We describe three giant palaeobatrachid fossil tadpoles of the genus Palaeobatrachus (Nieuwkoop-Faber [NF] stages 60–64) from the Miocene of Randecker Maar, Germany. The largest was 150 mm at the beginning of metamorphosis (stage 60), whereas the smallest was 100 mm and approaching the end of metamorphosis (stage 64). In contrast, normal palaeobatrachid tadpoles and their pipid relatives, both extinct and extant, rarely exceed 60 mm in length. We review here both ecological and pathological conditions that are conducive to the development of gigantism in tadpoles. Tadpoles that lack a thyroid gland become exceptionally large and arrest development at early hindlimb stages (NF stages 53–56). However, the advanced metamorphic stages of the giant Palaeobatrachus tadpoles indicate that they were able to metamorphose, and thus were not athyroid. Environmental factors—pond size and permanence, predators, duration of the growing season— may all contribute to tadpole gigantism in certain extant anuran species.
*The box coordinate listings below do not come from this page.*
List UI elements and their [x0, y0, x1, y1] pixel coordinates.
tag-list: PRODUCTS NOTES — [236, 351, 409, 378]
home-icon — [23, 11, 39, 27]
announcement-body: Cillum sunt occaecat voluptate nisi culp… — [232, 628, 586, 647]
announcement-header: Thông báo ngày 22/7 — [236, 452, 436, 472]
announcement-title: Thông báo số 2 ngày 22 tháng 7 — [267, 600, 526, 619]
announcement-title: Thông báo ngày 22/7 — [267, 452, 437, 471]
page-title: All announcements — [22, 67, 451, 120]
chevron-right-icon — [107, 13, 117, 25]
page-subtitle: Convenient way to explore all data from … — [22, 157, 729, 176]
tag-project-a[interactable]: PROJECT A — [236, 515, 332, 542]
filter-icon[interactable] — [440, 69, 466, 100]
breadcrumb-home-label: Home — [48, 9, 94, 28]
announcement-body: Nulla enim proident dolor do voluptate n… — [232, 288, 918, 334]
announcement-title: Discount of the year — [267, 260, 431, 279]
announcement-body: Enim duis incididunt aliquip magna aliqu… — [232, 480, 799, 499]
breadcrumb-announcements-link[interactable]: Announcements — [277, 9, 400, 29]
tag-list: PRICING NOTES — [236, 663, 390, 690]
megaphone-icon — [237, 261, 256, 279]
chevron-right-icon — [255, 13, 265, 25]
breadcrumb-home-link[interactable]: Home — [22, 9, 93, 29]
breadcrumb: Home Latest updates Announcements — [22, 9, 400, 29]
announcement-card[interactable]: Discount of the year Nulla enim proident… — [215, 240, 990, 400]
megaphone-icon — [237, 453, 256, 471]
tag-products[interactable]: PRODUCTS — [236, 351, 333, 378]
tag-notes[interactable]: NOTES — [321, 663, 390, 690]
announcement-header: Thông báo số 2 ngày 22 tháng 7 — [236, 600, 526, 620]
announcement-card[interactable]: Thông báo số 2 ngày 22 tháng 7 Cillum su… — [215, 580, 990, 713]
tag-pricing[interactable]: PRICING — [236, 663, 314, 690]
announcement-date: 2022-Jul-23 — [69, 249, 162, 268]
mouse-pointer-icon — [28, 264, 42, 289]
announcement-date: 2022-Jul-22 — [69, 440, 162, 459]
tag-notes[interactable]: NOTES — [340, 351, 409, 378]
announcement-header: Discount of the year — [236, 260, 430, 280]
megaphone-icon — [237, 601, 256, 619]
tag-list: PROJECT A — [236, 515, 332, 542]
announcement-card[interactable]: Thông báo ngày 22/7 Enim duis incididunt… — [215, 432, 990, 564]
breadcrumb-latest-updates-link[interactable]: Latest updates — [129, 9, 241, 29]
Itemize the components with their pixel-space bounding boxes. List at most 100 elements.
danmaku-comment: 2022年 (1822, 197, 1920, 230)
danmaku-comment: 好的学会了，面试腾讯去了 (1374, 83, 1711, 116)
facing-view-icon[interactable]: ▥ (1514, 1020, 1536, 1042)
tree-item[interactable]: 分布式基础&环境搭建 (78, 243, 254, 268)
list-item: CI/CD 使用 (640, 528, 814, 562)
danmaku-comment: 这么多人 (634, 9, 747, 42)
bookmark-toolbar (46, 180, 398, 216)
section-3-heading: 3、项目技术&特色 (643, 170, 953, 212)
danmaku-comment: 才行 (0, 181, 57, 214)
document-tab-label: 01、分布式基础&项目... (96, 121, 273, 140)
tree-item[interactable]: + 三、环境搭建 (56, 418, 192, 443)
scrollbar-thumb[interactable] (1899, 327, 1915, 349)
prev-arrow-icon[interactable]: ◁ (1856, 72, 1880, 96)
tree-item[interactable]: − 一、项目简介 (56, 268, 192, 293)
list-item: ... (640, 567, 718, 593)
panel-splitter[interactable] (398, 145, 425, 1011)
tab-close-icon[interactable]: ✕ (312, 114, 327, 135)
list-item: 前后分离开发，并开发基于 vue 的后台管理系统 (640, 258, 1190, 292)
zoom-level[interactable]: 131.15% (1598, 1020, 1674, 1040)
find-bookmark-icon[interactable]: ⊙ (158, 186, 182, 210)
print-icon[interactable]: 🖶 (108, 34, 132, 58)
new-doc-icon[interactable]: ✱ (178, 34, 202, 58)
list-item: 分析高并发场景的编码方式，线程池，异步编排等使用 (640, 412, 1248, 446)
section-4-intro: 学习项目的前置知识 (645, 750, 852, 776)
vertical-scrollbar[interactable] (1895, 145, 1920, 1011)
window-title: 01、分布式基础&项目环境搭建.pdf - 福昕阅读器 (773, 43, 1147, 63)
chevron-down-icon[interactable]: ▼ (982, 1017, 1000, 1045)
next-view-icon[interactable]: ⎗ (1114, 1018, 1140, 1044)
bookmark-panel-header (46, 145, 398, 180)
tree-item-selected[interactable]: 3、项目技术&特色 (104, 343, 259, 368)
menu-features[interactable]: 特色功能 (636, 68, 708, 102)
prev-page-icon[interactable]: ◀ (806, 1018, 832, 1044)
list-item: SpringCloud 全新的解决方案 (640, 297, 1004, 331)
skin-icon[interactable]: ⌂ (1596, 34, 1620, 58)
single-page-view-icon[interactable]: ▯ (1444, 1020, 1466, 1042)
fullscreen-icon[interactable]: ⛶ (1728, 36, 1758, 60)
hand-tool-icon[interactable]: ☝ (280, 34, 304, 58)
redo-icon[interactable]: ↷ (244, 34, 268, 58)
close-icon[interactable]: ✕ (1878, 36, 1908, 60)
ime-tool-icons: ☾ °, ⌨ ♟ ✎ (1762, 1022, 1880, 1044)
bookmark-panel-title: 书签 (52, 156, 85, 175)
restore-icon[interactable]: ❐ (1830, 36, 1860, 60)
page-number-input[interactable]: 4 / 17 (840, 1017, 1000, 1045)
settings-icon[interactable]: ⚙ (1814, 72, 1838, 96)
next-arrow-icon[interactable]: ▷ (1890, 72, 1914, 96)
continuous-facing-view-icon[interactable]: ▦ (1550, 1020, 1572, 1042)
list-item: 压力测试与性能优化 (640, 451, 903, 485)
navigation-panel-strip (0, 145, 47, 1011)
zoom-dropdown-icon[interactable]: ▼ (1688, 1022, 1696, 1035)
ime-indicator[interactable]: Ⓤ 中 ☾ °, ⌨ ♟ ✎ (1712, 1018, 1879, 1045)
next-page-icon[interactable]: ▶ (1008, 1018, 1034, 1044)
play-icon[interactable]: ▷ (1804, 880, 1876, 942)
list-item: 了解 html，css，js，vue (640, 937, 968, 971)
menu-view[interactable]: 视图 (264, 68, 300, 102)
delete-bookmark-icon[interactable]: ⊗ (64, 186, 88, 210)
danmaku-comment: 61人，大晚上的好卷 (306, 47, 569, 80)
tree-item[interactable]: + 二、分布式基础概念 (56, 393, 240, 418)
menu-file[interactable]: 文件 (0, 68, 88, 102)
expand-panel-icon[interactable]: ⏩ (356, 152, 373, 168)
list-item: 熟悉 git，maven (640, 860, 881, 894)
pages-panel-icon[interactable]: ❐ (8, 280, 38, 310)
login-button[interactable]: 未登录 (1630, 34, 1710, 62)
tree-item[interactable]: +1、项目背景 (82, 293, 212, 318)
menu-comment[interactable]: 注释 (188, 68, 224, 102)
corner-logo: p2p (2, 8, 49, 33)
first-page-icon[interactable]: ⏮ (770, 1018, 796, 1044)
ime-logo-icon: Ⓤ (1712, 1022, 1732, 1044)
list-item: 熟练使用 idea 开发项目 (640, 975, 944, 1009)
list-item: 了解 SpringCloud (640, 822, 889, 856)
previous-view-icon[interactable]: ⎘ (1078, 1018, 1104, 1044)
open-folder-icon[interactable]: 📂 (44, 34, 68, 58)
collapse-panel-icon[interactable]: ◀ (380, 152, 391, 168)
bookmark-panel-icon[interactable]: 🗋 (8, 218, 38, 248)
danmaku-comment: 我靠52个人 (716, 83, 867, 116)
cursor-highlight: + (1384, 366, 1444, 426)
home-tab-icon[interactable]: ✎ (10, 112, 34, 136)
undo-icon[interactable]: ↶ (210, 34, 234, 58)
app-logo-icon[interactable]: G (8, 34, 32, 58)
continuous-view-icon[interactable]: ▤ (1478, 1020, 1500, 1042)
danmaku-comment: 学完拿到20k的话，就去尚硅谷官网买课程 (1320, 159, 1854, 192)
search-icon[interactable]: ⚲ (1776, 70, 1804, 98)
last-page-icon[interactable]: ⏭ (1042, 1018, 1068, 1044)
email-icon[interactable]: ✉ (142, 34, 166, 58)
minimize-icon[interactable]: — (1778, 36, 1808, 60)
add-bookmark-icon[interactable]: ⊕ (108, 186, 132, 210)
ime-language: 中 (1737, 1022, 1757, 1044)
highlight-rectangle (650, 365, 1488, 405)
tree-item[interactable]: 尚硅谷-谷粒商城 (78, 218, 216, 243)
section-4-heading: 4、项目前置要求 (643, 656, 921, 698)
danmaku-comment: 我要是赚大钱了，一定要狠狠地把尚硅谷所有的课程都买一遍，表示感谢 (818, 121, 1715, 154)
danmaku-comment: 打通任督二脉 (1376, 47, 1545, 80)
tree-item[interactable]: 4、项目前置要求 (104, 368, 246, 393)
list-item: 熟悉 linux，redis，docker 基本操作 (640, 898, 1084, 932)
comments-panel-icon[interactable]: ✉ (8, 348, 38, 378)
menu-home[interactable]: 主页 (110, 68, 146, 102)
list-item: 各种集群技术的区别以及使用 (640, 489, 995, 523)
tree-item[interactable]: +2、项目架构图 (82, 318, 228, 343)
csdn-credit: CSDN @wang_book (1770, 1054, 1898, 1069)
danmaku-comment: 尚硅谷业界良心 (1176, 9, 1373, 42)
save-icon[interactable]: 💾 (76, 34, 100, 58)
We identify suites of ecological features that distinguish extant anurans with large tadpoles from high-latitude and high-altitude permanent lakes in temperate regions (e.g., certain Rana and Telmatobius) from tropical species, such as Pseudis paradoxa, whose tadpoles normally achieve large size in temporary seasonal ponds. The paleoecology of Randecker Maar suggests that Palaeobatrachus tadpoles lived in a permanent semitropical lake, but one with few predators.